Samuel Lewis, Camp David Diplomat, Dies at 83

Graphic by Angelie Zaslavsky
Samuel Lewis, an influential U.S. ambassador to Israel who helped broker the Camp David peace agreement, has died.
Lewis, a career diplomat, died Monday at the age of 83.
He was ambassador to Israel from 1977-1985, a period during which Israel and Egypt achieved a peace agreement brokered by President Carter.
Lewis, who was not Jewish, was so deeply involved in the day-to-day back and forth between Israel and the United States and was so curious about Israeli and Jewish culture that Ezer Weizman, who was then Israel’s defense minister and a lead negotiator, nicknamed him Shmuel Levi.
Lewis played a key role in calming recurring tensions between President Reagan and Israeli Prime Minister Menachem Begin, first in 1981 when Israeli planes destroyed a nuclear reactor in Iraq, and in 1982, when Israel invaded Lebanon.
Some Israeli right-wingers who resented the influence he wielded as U.S. ambassador dubbed him the “high commissioner,” a derisive reference to the pre-independence British rulers of Mandate Palestine.
The Israeli political establishment, however, appreciated his avuncular style, his civility and his interest in the country; when he retired in 1985, the government dedicated a forest in his name.

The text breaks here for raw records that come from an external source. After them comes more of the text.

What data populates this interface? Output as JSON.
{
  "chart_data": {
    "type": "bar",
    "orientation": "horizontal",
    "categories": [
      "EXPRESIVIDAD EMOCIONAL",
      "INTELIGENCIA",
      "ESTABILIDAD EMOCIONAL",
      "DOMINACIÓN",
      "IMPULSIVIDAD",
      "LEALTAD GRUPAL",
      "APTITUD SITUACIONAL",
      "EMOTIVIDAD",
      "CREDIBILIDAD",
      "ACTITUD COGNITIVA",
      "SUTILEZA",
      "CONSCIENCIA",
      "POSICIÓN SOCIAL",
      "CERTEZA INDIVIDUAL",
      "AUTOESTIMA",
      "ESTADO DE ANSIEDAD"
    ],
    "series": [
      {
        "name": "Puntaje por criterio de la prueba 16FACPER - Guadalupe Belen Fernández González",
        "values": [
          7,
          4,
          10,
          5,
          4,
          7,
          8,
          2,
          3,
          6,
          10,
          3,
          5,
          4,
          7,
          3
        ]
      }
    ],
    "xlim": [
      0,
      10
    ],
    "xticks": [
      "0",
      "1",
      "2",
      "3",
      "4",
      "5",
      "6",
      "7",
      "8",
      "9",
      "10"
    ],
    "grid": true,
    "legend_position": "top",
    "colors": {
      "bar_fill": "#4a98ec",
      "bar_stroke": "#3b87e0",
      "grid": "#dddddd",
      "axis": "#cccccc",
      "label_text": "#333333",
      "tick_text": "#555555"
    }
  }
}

‘He performed miracles in terms of interpreting America to Israel and Israel to America, often absorbing the brunt of criticism for his efforts,” said a statement from the Washington Institute for Near East Policy, a think tank he advised since its founding in the late 1980s.
His involvement in the peace process led to a long retirement career studying and analyzing peace issues, first by leading the congressionally mandated U.S. Institute for Peace from 1987-1992 and then as a founding member of the Israel Policy Forum, a group set up in the early 1990s to back Clinton-era peace efforts.
“Due to the power of his intellect, his charm and his gravitas, Sam was a pro-peace powerhouse in Washington, influencing policy-makers and policy-shapers to never give up on peace for Israel and her neighbors,” Debra DeLee, Americans for Peace Now’s president, said in a statement.